Wickenheiser carries a card that shows that she's been fitted for an N95 mask. It goes on her lanyard when she's in the hospital. Under normal circumstances, it's not used very often. But a few weeks ago, she had to pull it out. She had to know her size: 1870+. They didn't have it.
"It's real," Wickenheiser said. "The personal protective wear. I had to go back and rewatch videos about how to don and doff the gear properly because you're at more risk of getting infected when you're taking that stuff off. So I wanted to really make sure I was doing it right. You forget stuff like that. You get lazy. And the fear of God from your attending doctors that you don't mess around with this stuff."
That's why she has made sure to get the message out, to warn people. She was at it again on Wednesday while doing an Instagram live video from her basement home gym to show off some training techniques and drills that kids could do at home while in self-isolation.
She was trying to help stem the boredom. She was trying to get out the message to be safe, to stay at home, to imagine that you have the virus and act accordingly -- wash your hands, sanitize surfaces, avoid others.
That's what she wants people to understand. This isn't a joke. This isn't something to be casual about. Because her life and the lives of her friends and classmates could be on the line.

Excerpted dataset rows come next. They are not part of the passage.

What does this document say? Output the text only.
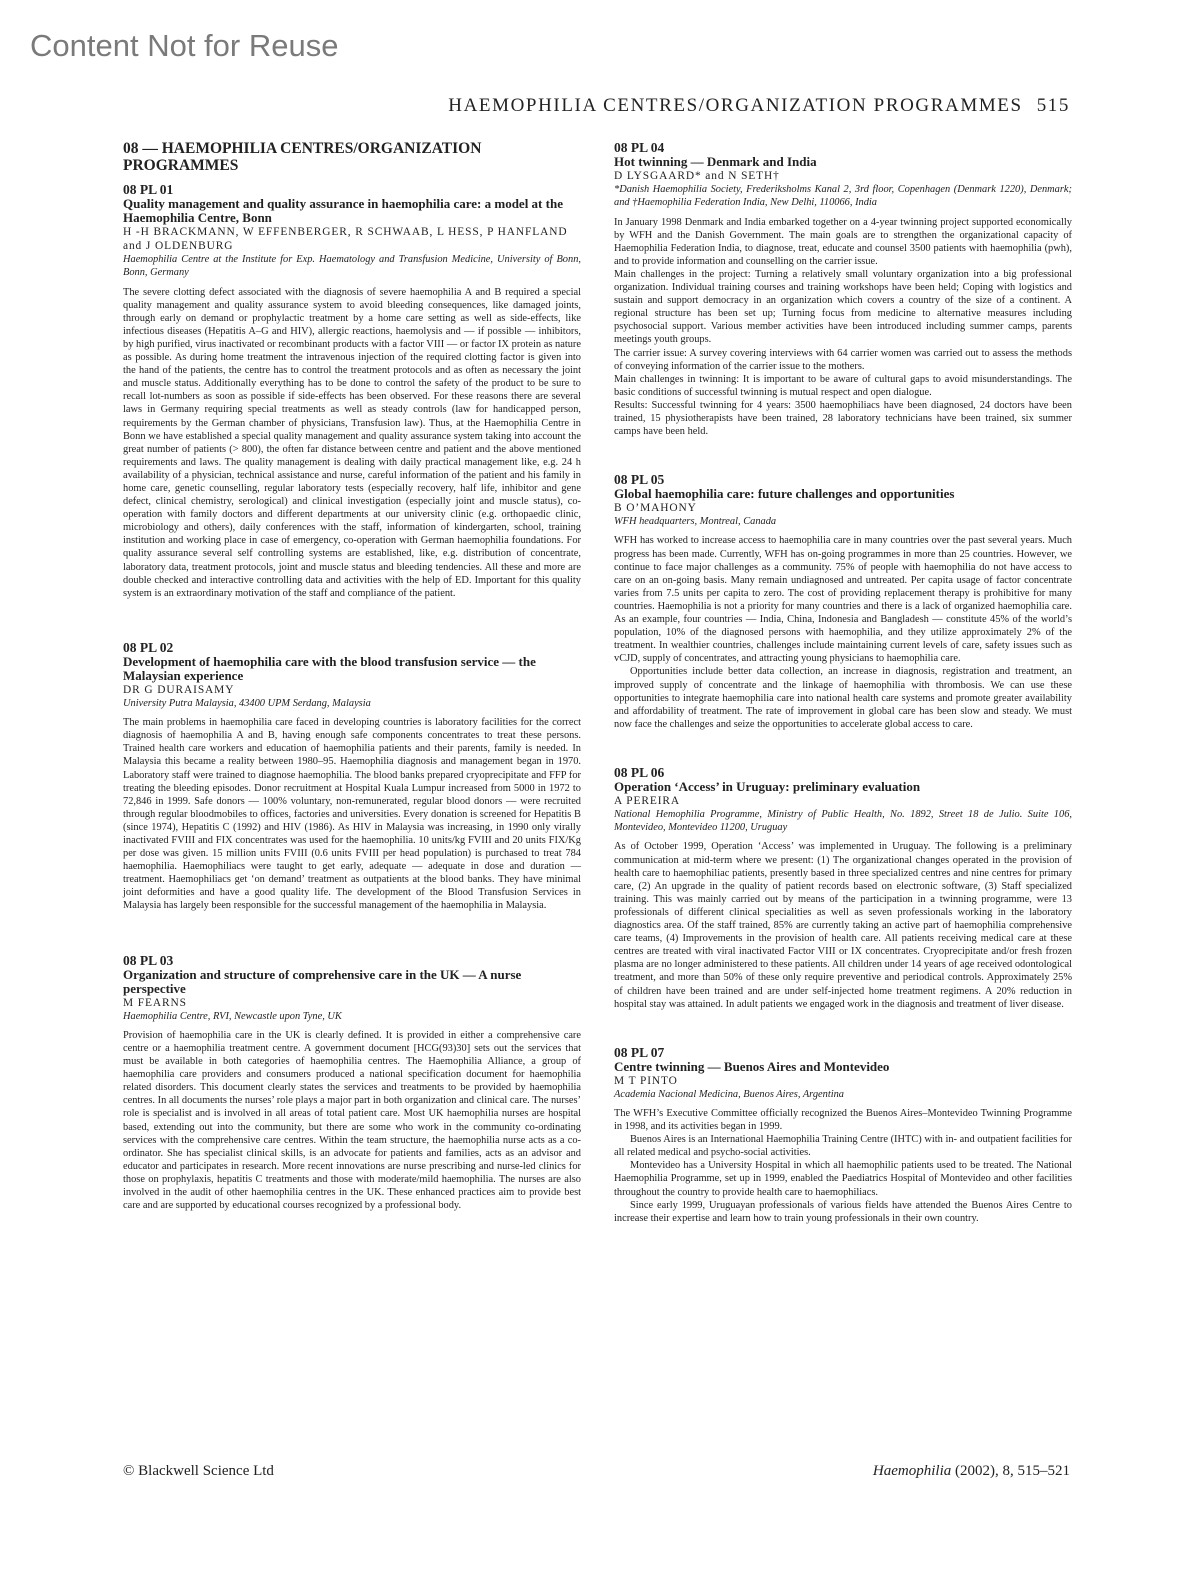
Content Not for Reuse
HAEMOPHILIA CENTRES/ORGANIZATION PROGRAMMES 515
08 — HAEMOPHILIA CENTRES/ORGANIZATION PROGRAMMES
08 PL 01
Quality management and quality assurance in haemophilia care: a model at the Haemophilia Centre, Bonn
H -H BRACKMANN, W EFFENBERGER, R SCHWAAB, L HESS, P HANFLAND and J OLDENBURG
Haemophilia Centre at the Institute for Exp. Haematology and Transfusion Medicine, University of Bonn, Bonn, Germany

The severe clotting defect associated with the diagnosis of severe haemophilia A and B required a special quality management and quality assurance system to avoid bleeding consequences, like damaged joints, through early on demand or prophylactic treatment by a home care setting as well as side-effects, like infectious diseases (Hepatitis A–G and HIV), allergic reactions, haemolysis and — if possible — inhibitors, by high purified, virus inactivated or recombinant products with a factor VIII — or factor IX protein as nature as possible. As during home treatment the intravenous injection of the required clotting factor is given into the hand of the patients, the centre has to control the treatment protocols and as often as necessary the joint and muscle status. Additionally everything has to be done to control the safety of the product to be sure to recall lot-numbers as soon as possible if side-effects has been observed. For these reasons there are several laws in Germany requiring special treatments as well as steady controls (law for handicapped person, requirements by the German chamber of physicians, Transfusion law). Thus, at the Haemophilia Centre in Bonn we have established a special quality management and quality assurance system taking into account the great number of patients (> 800), the often far distance between centre and patient and the above mentioned requirements and laws. The quality management is dealing with daily practical management like, e.g. 24 h availability of a physician, technical assistance and nurse, careful information of the patient and his family in home care, genetic counselling, regular laboratory tests (especially recovery, half life, inhibitor and gene defect, clinical chemistry, serological) and clinical investigation (especially joint and muscle status), co-operation with family doctors and different departments at our university clinic (e.g. orthopaedic clinic, microbiology and others), daily conferences with the staff, information of kindergarten, school, training institution and working place in case of emergency, co-operation with German haemophilia foundations. For quality assurance several self controlling systems are established, like, e.g. distribution of concentrate, laboratory data, treatment protocols, joint and muscle status and bleeding tendencies. All these and more are double checked and interactive controlling data and activities with the help of ED. Important for this quality system is an extraordinary motivation of the staff and compliance of the patient.

08 PL 02
Development of haemophilia care with the blood transfusion service — the Malaysian experience
DR G DURAISAMY
University Putra Malaysia, 43400 UPM Serdang, Malaysia

The main problems in haemophilia care faced in developing countries is laboratory facilities for the correct diagnosis of haemophilia A and B, having enough safe components concentrates to treat these persons. Trained health care workers and education of haemophilia patients and their parents, family is needed. In Malaysia this became a reality between 1980–95. Haemophilia diagnosis and management began in 1970. Laboratory staff were trained to diagnose haemophilia. The blood banks prepared cryoprecipitate and FFP for treating the bleeding episodes. Donor recruitment at Hospital Kuala Lumpur increased from 5000 in 1972 to 72,846 in 1999. Safe donors — 100% voluntary, non-remunerated, regular blood donors — were recruited through regular bloodmobiles to offices, factories and universities. Every donation is screened for Hepatitis B (since 1974), Hepatitis C (1992) and HIV (1986). As HIV in Malaysia was increasing, in 1990 only virally inactivated FVIII and FIX concentrates was used for the haemophilia. 10 units/kg FVIII and 20 units FIX/Kg per dose was given. 15 million units FVIII (0.6 units FVIII per head population) is purchased to treat 784 haemophilia. Haemophiliacs were taught to get early, adequate — adequate in dose and duration — treatment. Haemophiliacs get ‘on demand’ treatment as outpatients at the blood banks. They have minimal joint deformities and have a good quality life. The development of the Blood Transfusion Services in Malaysia has largely been responsible for the successful management of the haemophilia in Malaysia.

08 PL 03
Organization and structure of comprehensive care in the UK — A nurse perspective
M FEARNS
Haemophilia Centre, RVI, Newcastle upon Tyne, UK

Provision of haemophilia care in the UK is clearly defined. It is provided in either a comprehensive care centre or a haemophilia treatment centre. A government document [HCG(93)30] sets out the services that must be available in both categories of haemophilia centres. The Haemophilia Alliance, a group of haemophilia care providers and consumers produced a national specification document for haemophilia related disorders. This document clearly states the services and treatments to be provided by haemophilia centres. In all documents the nurses’ role plays a major part in both organization and clinical care. The nurses’ role is specialist and is involved in all areas of total patient care. Most UK haemophilia nurses are hospital based, extending out into the community, but there are some who work in the community co-ordinating services with the comprehensive care centres. Within the team structure, the haemophilia nurse acts as a co-ordinator. She has specialist clinical skills, is an advocate for patients and families, acts as an advisor and educator and participates in research. More recent innovations are nurse prescribing and nurse-led clinics for those on prophylaxis, hepatitis C treatments and those with moderate/mild haemophilia. The nurses are also involved in the audit of other haemophilia centres in the UK. These enhanced practices aim to provide best care and are supported by educational courses recognized by a professional body.

08 PL 04
Hot twinning — Denmark and India
D LYSGAARD* and N SETH†
*Danish Haemophilia Society, Frederiksholms Kanal 2, 3rd floor, Copenhagen (Denmark 1220), Denmark; and †Haemophilia Federation India, New Delhi, 110066, India

In January 1998 Denmark and India embarked together on a 4-year twinning project supported economically by WFH and the Danish Government. The main goals are to strengthen the organizational capacity of Haemophilia Federation India, to diagnose, treat, educate and counsel 3500 patients with haemophilia (pwh), and to provide information and counselling on the carrier issue.

Main challenges in the project: Turning a relatively small voluntary organization into a big professional organization. Individual training courses and training workshops have been held; Coping with logistics and sustain and support democracy in an organization which covers a country of the size of a continent. A regional structure has been set up; Turning focus from medicine to alternative measures including psychosocial support. Various member activities have been introduced including summer camps, parents meetings youth groups.

The carrier issue: A survey covering interviews with 64 carrier women was carried out to assess the methods of conveying information of the carrier issue to the mothers.

Main challenges in twinning: It is important to be aware of cultural gaps to avoid misunderstandings. The basic conditions of successful twinning is mutual respect and open dialogue.

Results: Successful twinning for 4 years: 3500 haemophiliacs have been diagnosed, 24 doctors have been trained, 15 physiotherapists have been trained, 28 laboratory technicians have been trained, six summer camps have been held.

08 PL 05
Global haemophilia care: future challenges and opportunities
B O’MAHONY
WFH headquarters, Montreal, Canada

WFH has worked to increase access to haemophilia care in many countries over the past several years. Much progress has been made. Currently, WFH has on-going programmes in more than 25 countries. However, we continue to face major challenges as a community. 75% of people with haemophilia do not have access to care on an on-going basis. Many remain undiagnosed and untreated. Per capita usage of factor concentrate varies from 7.5 units per capita to zero. The cost of providing replacement therapy is prohibitive for many countries. Haemophilia is not a priority for many countries and there is a lack of organized haemophilia care. As an example, four countries — India, China, Indonesia and Bangladesh — constitute 45% of the world’s population, 10% of the diagnosed persons with haemophilia, and they utilize approximately 2% of the treatment. In wealthier countries, challenges include maintaining current levels of care, safety issues such as vCJD, supply of concentrates, and attracting young physicians to haemophilia care.

Opportunities include better data collection, an increase in diagnosis, registration and treatment, an improved supply of concentrate and the linkage of haemophilia with thrombosis. We can use these opportunities to integrate haemophilia care into national health care systems and promote greater availability and affordability of treatment. The rate of improvement in global care has been slow and steady. We must now face the challenges and seize the opportunities to accelerate global access to care.

08 PL 06
Operation ‘Access’ in Uruguay: preliminary evaluation
A PEREIRA
National Hemophilia Programme, Ministry of Public Health, No. 1892, Street 18 de Julio. Suite 106, Montevideo, Montevideo 11200, Uruguay

As of October 1999, Operation ‘Access’ was implemented in Uruguay. The following is a preliminary communication at mid-term where we present: (1) The organizational changes operated in the provision of health care to haemophiliac patients, presently based in three specialized centres and nine centres for primary care, (2) An upgrade in the quality of patient records based on electronic software, (3) Staff specialized training. This was mainly carried out by means of the participation in a twinning programme, were 13 professionals of different clinical specialities as well as seven professionals working in the laboratory diagnostics area. Of the staff trained, 85% are currently taking an active part of haemophilia comprehensive care teams, (4) Improvements in the provision of health care. All patients receiving medical care at these centres are treated with viral inactivated Factor VIII or IX concentrates. Cryoprecipitate and/or fresh frozen plasma are no longer administered to these patients. All children under 14 years of age received odontological treatment, and more than 50% of these only require preventive and periodical controls. Approximately 25% of children have been trained and are under self-injected home treatment regimens. A 20% reduction in hospital stay was attained. In adult patients we engaged work in the diagnosis and treatment of liver disease.

08 PL 07
Centre twinning — Buenos Aires and Montevideo
M T PINTO
Academia Nacional Medicina, Buenos Aires, Argentina

The WFH’s Executive Committee officially recognized the Buenos Aires–Montevideo Twinning Programme in 1998, and its activities began in 1999.

Buenos Aires is an International Haemophilia Training Centre (IHTC) with in- and outpatient facilities for all related medical and psycho-social activities.

Montevideo has a University Hospital in which all haemophilic patients used to be treated. The National Haemophilia Programme, set up in 1999, enabled the Paediatrics Hospital of Montevideo and other facilities throughout the country to provide health care to haemophiliacs.

Since early 1999, Uruguayan professionals of various fields have attended the Buenos Aires Centre to increase their expertise and learn how to train young professionals in their own country.

© Blackwell Science Ltd	Haemophilia (2002), 8, 515–521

"I come from hockey, it's a team sport, right?" Wickenheiser said. "The best teams are the most unselfish, they sacrifice for each other. That's how you win in this game. The only way that we're going to beat this is people are unselfish. It [stinks] to stay home when you're feeling great and feel like you can go out.
"But people need to stay home. People need to listen to the healthcare experts. By doing that, you are saving lives you don't even know. … Who we're doing this for is my best friend who has stage 4 cancer right now, undergoing chemo, or my niece who's immunocompromised, or my parents who are in their 70s. We all have somebody in our life.
"If you don't want to do it for yourself, think about somebody else."